Let's face it, we're fed a lot of bull-oney about dieting and proper nutrition. Not all of the myths perpetuated about dieting stem from malicious intent. Scientists conduct studies that seem to indicate one thing, and then later studies which are based on advances in technology and/or understanding contradict those earlier findings. What is infuriating is the refusal to let go of ways of thinking that have been proven to be wrong.

One prime example of this is the Body Mass Index, or BMI. BMI has been used for decades as a way of gauging whether or not a person is overweight or even - SHUDDER - obese. It has the advantage of being a fairly straightforward measure that makes some sense as it is arrived at by dividing a person's height in inches by their weight. A score between .18 and .25 is considered good. If you are between .25 and .30 you are considered overweight, and anything over .30 is considered obese.

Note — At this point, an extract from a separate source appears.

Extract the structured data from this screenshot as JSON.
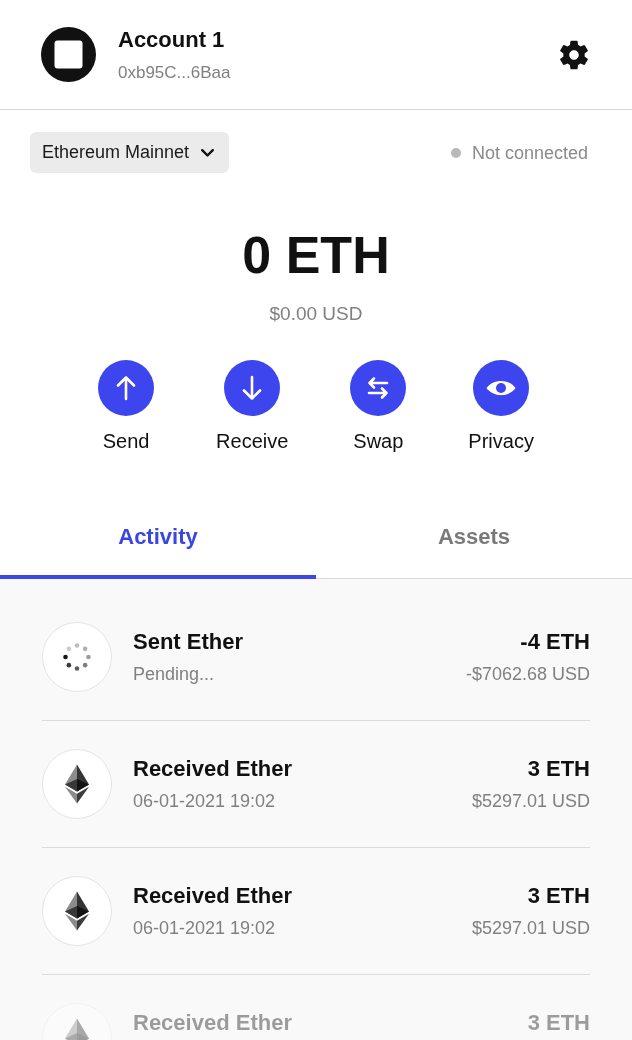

Unfortunately real-life experience reveals the faults of this measurement. For instance, according to BMI I would be considered obese. I do happen to possess what is commonly referred to as a mirror, and I am fairly confident that, pudgy though I might remain even after losing 30 pounds, I am not obese. In fact I don't even think I would have qualified as obese pre-weight loss, but that might be a matter of conjecture.

Indeed BMI is just not a very useful tool when applied with people who have large frames or who are athletes. In fact, it is pretty much acknowledged to be - and I'm being charitable here - an incomplete measure of health and fitness. Just google "problems with BMI" and you'll get a ton of articles and links detailing all the faults with BMI. And yet doctors insist on relying on this fairly outdated measure when discussing your diet.

Enter Nir Krakauer who, with his father Jesse, has devised an alternative measurement called ABSI, which stands for A Body Shape Index. The background paper can be found at this link, and the actual calculator here. What they've done is tweak BMI, but in a way that intuitively makes sense, by adding waist circumference to the calculation. According to this measure I am now merely in the overweight category, and actually am above average (or I guess below avaerage, as it were) for my age group. Now I'm not promoting this just because it happens to put me in a better light, but rather because it makes intuitive sense and is backed up by reality. Now I'm sure that even this has its problems and faults, but it does seem to be an improvement over the traditional BMI.

On a slightly different note, it is clearly one of the missions of this blog to show that you don't have to just eat leafy greens in order to lose weight, and that meat is a perfectly healthy and acceptable part of any diet, granted that you eat in relative moderation. So I am pleased to link to this Business Insider article exploding 8 ridiculous myths about meat. The article is just wonderful, and this might just be the best part:

Quality meat is pretty close to being the perfect food for humans. It contains most of the nutrients we need. There is even a study in the literature where two guys ate nothing but meat and organs for a year and remained in excellent health (37).